The Journal of Commerce - 1900s

1900s

After the 1907 panic, a young editor at The Journal of Commerce, H. Parker Willis, became a leader in the drive to establish a Central Bank. He teamed up with Carter Glass, the Virginia senator, to write the Federal Reserve Act. Much of the work was done in the offices of the JoC.

Throughout its history, the JoC maintained a different perspective on the news. Coverage of major events, such as the San Francisco earthquake of 1906 and the U.S. entry into World War I, emphasized the effect on business. During World War II, the JoC reprinted and indexed the wartime regulations that controlled production and supplies.

The JoC's profits boomed during World War I with a sharp increase in advertising and circulation related to the wartime industrial expansion. The growth continued into the early 1920s. Then in 1921, the Dodsworths sold the paper to William C. Reick, who acquired it with money put up by Charles A. Stoneham, the wealthy owner of racehorses and the New York Giants. After Reick died in 1924, Stoneham appointed a new front man, Raphael Govin, who pushed the JoC into more sports coverage.

Willis, who had become editor-in-chief of the JoC in 1919, watched with alarm as the paper's profits began to dwindle, when everyone else in the Roaring Twenties was making money. After Govin died and the JoC appeared to be on the verge of extinction, the paper was purchased in 1927 by the three Ridder brothers: Bernard H., Joseph E. and Victor F. They were the sons of Herman Ridder, the publisher of the German-language Staats Zeitung, the New York Herald and the Long Island Press.

The outbreak of World War II dramatically affected financial and commodity markets.
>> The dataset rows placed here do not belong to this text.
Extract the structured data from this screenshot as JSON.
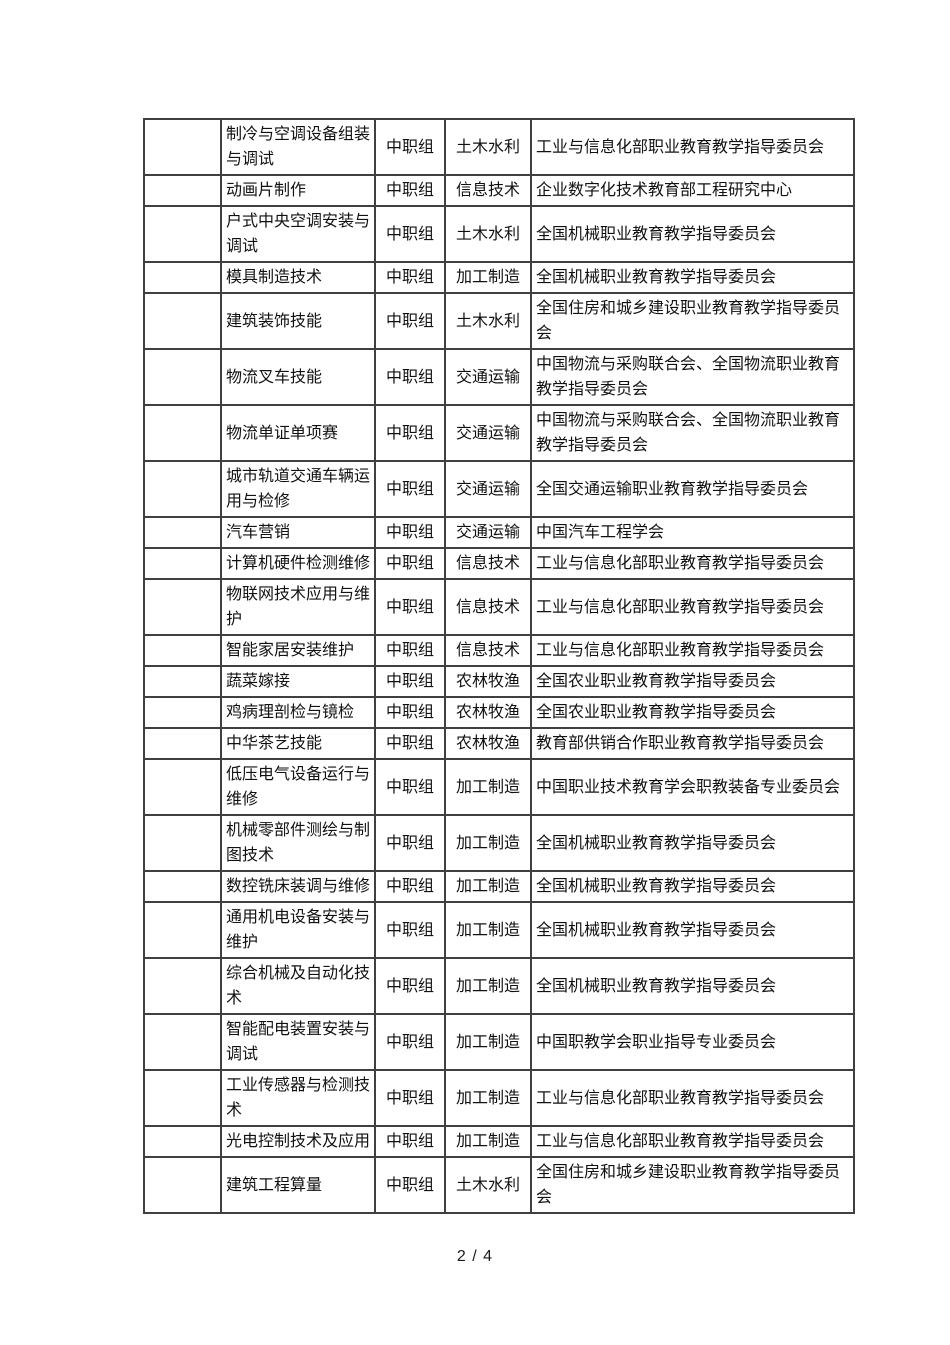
{
  "page": {
    "footer": "2 / 4"
  },
  "table": {
    "rows": [
      {
        "num": "",
        "name": "制冷与空调设备组装与调试",
        "group": "中职组",
        "category": "土木水利",
        "org": "工业与信息化部职业教育教学指导委员会"
      },
      {
        "num": "",
        "name": "动画片制作",
        "group": "中职组",
        "category": "信息技术",
        "org": "企业数字化技术教育部工程研究中心"
      },
      {
        "num": "",
        "name": "户式中央空调安装与调试",
        "group": "中职组",
        "category": "土木水利",
        "org": "全国机械职业教育教学指导委员会"
      },
      {
        "num": "",
        "name": "模具制造技术",
        "group": "中职组",
        "category": "加工制造",
        "org": "全国机械职业教育教学指导委员会"
      },
      {
        "num": "",
        "name": "建筑装饰技能",
        "group": "中职组",
        "category": "土木水利",
        "org": "全国住房和城乡建设职业教育教学指导委员会"
      },
      {
        "num": "",
        "name": "物流叉车技能",
        "group": "中职组",
        "category": "交通运输",
        "org": "中国物流与采购联合会、全国物流职业教育教学指导委员会"
      },
      {
        "num": "",
        "name": "物流单证单项赛",
        "group": "中职组",
        "category": "交通运输",
        "org": "中国物流与采购联合会、全国物流职业教育教学指导委员会"
      },
      {
        "num": "",
        "name": "城市轨道交通车辆运用与检修",
        "group": "中职组",
        "category": "交通运输",
        "org": "全国交通运输职业教育教学指导委员会"
      },
      {
        "num": "",
        "name": "汽车营销",
        "group": "中职组",
        "category": "交通运输",
        "org": "中国汽车工程学会"
      },
      {
        "num": "",
        "name": "计算机硬件检测维修",
        "group": "中职组",
        "category": "信息技术",
        "org": "工业与信息化部职业教育教学指导委员会"
      },
      {
        "num": "",
        "name": "物联网技术应用与维护",
        "group": "中职组",
        "category": "信息技术",
        "org": "工业与信息化部职业教育教学指导委员会"
      },
      {
        "num": "",
        "name": "智能家居安装维护",
        "group": "中职组",
        "category": "信息技术",
        "org": "工业与信息化部职业教育教学指导委员会"
      },
      {
        "num": "",
        "name": "蔬菜嫁接",
        "group": "中职组",
        "category": "农林牧渔",
        "org": "全国农业职业教育教学指导委员会"
      },
      {
        "num": "",
        "name": "鸡病理剖检与镜检",
        "group": "中职组",
        "category": "农林牧渔",
        "org": "全国农业职业教育教学指导委员会"
      },
      {
        "num": "",
        "name": "中华茶艺技能",
        "group": "中职组",
        "category": "农林牧渔",
        "org": "教育部供销合作职业教育教学指导委员会"
      },
      {
        "num": "",
        "name": "低压电气设备运行与维修",
        "group": "中职组",
        "category": "加工制造",
        "org": "中国职业技术教育学会职教装备专业委员会"
      },
      {
        "num": "",
        "name": "机械零部件测绘与制图技术",
        "group": "中职组",
        "category": "加工制造",
        "org": "全国机械职业教育教学指导委员会"
      },
      {
        "num": "",
        "name": "数控铣床装调与维修",
        "group": "中职组",
        "category": "加工制造",
        "org": "全国机械职业教育教学指导委员会"
      },
      {
        "num": "",
        "name": "通用机电设备安装与维护",
        "group": "中职组",
        "category": "加工制造",
        "org": "全国机械职业教育教学指导委员会"
      },
      {
        "num": "",
        "name": "综合机械及自动化技术",
        "group": "中职组",
        "category": "加工制造",
        "org": "全国机械职业教育教学指导委员会"
      },
      {
        "num": "",
        "name": "智能配电装置安装与调试",
        "group": "中职组",
        "category": "加工制造",
        "org": "中国职教学会职业指导专业委员会"
      },
      {
        "num": "",
        "name": "工业传感器与检测技术",
        "group": "中职组",
        "category": "加工制造",
        "org": "工业与信息化部职业教育教学指导委员会"
      },
      {
        "num": "",
        "name": "光电控制技术及应用",
        "group": "中职组",
        "category": "加工制造",
        "org": "工业与信息化部职业教育教学指导委员会"
      },
      {
        "num": "",
        "name": "建筑工程算量",
        "group": "中职组",
        "category": "土木水利",
        "org": "全国住房和城乡建设职业教育教学指导委员会"
      }
    ],
    "colors": {
      "border": "#404040",
      "text": "#111111",
      "background": "#ffffff"
    }
  }
}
The Ridder brothers soon built a newspaper empire of their own. They sold the JoC's AP franchise, which was a valuable asset in a day when access to the AP wires was restricted to franchise-holders. This enabled them to buy the St. Paul Pioneer Press-Dispatch. Bernard H. Ridder became publisher of the Pioneer Press-Dispatch, turning the JoC presidency over to Joseph E. Ridder.

In the postwar years, the JoC also earned a reputation as a prime source of international trade news. In 1973 the paper scooped the world on perhaps the most significant economic development of the last 30 years. Six days ahead of any other newspaper, the JoC reported that Arab nations were going to embargo oil shipments to the U.S.

On Saturday, October 20, 1973, as the Yom Kippur War raged, the world learned that Arab nations would be suspending the supply of oil to the United States. The Journal of Commerce had the story of the notorious Arab oil embargo more than a week earlier. "It was a story that impacted the entire world," said Harold Gold, who was editor of the JoC at the time. Few thought the Arab nations would use oil as a weapon against the U.S. in response to its military support for Israel, which included a $2.2 billion military aid package. There had been threats, and an attempted embargo in 1967 that failed, so most dismissed the idea that it would ever happen.

In the later part of the 20th century, the JoC intensified its coverage of shipping, earning its nickname as the Bible of the maritime industry. Shipping was transformed forever by the introduction by Malcom McLean in 1956 of the container ship. Containerized shipping made traditional breakbulk ports obsolete and provided the means for Asia's export boom, which changed the world's economic map. The JoC reported in detail on these and other developments in transportation and logistics.

The JoC never missed a day of publication, even on the day in February 1993, when terrorists detonated a bomb in the garage under the World Trade Center, killing six people. The paper's New York staff managed to find its way down the darkened, smoke-filled fire-escape stairs of the tower to safety below. The staff at the Phillipsburg, New Jersey printing plant put the paper out that day.

The shipping industry, which had flourished through the 1960s and 1970s, began a period of consolidation in the mid-1990s because of plunging freight rates. Separate shipping companies that had run multiple ads in the paper merged and eliminated competing routes. With the rapid growth of the Internet in the 1990s, many shipping companies began to switch their ship schedules onto their Web sites, where shippers around the world could access them.

Knight-Ridder decided to get out of business information altogether to focus on its daily metropolitan newspapers. In 1995, it sold the JoC to The Economist Group of London, publishers of the widely respected, The Economist. Under The Economist Group the JoC tightened its focus to cover international trade logistics. In 1999, the broadsheet newspaper was converted to a tabloid newspaper format.